I'm in need of a little help here. I have a Corsair CS650M PSU that's acting up. It's a bit of a less commen set up, so I must give you a bit of a premise.
It's in a PC running a [email protected] @ 1.28V on an Asrock Z77 Pro4, with an nvidia 210 passive GPU, an SSD and a HHD. It's a Pc for audio prodution, nothing fancy.
The whole studio runs on a separate Thermodifferential switch (I am not sure how to call it in english, RCD?) with two separate sub circuits, one for the power outlets and one for the lights. Well, basically the studio owner shuts off the power outlets every day using a 'master switch' in the power box and shuts the lights off with a normal switch (so not to disable the lights in the whole structure).
Well, the problem with the PSU is this: the guy shuts off the PC normally, then shuts off the 'power outlet' master and leaves. When he powers on the outlets, the PC boots up on its own. That is a bit of a problem since the audio interfaces are off and need to be on before powering the pc on (still using firewire unfortunately).
The PC works just fine, the OC is stable and this strange power on behaviour is just a nuisance, but requires the owner to shut down the pc, power on the interfaces, masterclocks and so on and THEN power the pc on again.
I tried connecting the PC directly in one outlet instead than in a powerstrip. No change.
Could the spike from the master switch boot up the pc? Isn't that a sign a faulty PSU, discharging tension on the mobo? It could be worth noting that if the master switch is turned on and off in brief intervarls, the pc won't boot up on its own. It does so after longer periods of 'power off'.
Truly sorry for the lenghty post! Hope you can give me some pointers.
get a volt meter and and read the voltage form the wall when it is turned off and when it is turned on. then plug in a "off" device like a lamp and read the voltage going into it when on and off. my guess is the problem is you are getting a surge when the flip is switched. you only need a small surge to start up the computer then the psu will start drawing more.
BIOS setting, don't remember what it's called but it's for what happens after power outage.
That one is set to power up after loss, just change it to stay off.
That would be my guess too.
Mine (asus) is called, "Power on after AC Loss" and is buried somewhere in a uefi submenu.

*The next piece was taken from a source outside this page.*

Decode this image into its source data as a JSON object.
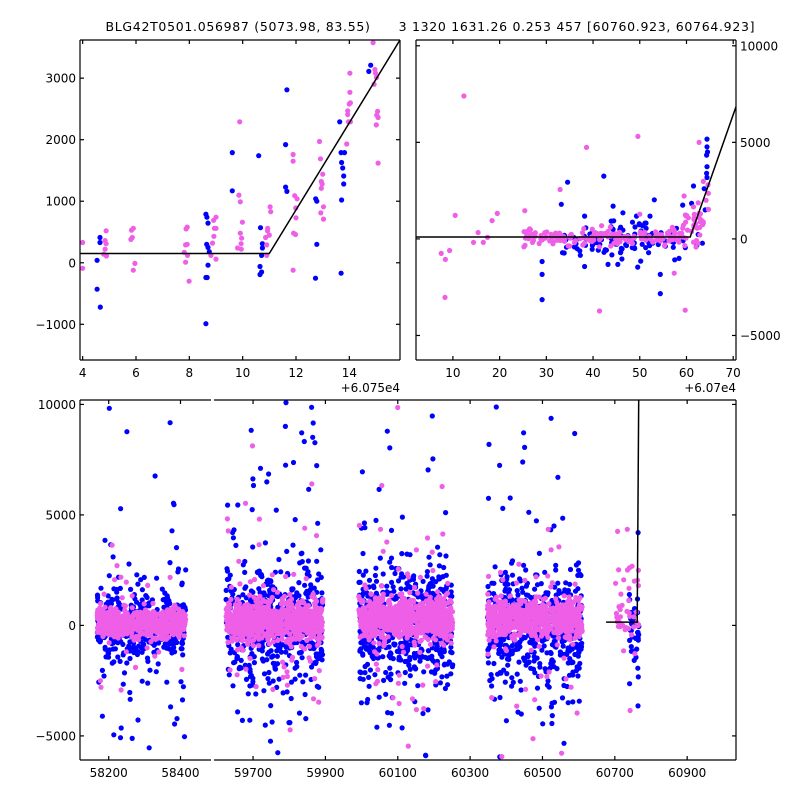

Could also be a PSU issue.
FWIW, a friend of mine also has a similar problem with his PC; however, for him, shutting down Windows yields a clean shutdown, while shutting down Mac OS yields a reboot.
My bet is on the uefi setting.
And ain't nothing wrong with firewire. ;)
OK, did some googlin..
Look for "Restore on A/C power loss"
It's under "South Bridge Configuration" on the Advanced screen.
Set it to [Power Off]
Yeah, my bad, I should have said that I did check the BIOS setting first thing, and the restore after AC loss is off.
@fredrich_nietze good idea, I'll try that. But wouldn't the PSU AC inlet line filter (sorry, I only know the technical term in italian for it and I am roughly translating it) use some sort of capacitor array to filter these spikes out?
Cheers boys, thanks for all the answers.
Firewire is a bit... temperamental at times! A long time ago one of the ports on my Focusrite fried because of a bad shoutdown! Still, back then firewire was new! But hey, where would the fun be otherwise?! :P
Thanks for taking the time to answer mate.
in theory yes in practice, it depends on the strength of the surge and corsair may have cheaped out on them or they may be faulty.
Yeah, thought as much... I'll go back to the studio tomorrow and have a little test. Thanks again!
A closing thought on the issue.
After checking for unwanted spikes on the line, I could find none. No strange spikes in tension or intensity. Everything as it should... I took the PC home and it did the same thing on a switched power strip.
I contacted Corsair and the issued an RME, no questions asked. Defective PSU.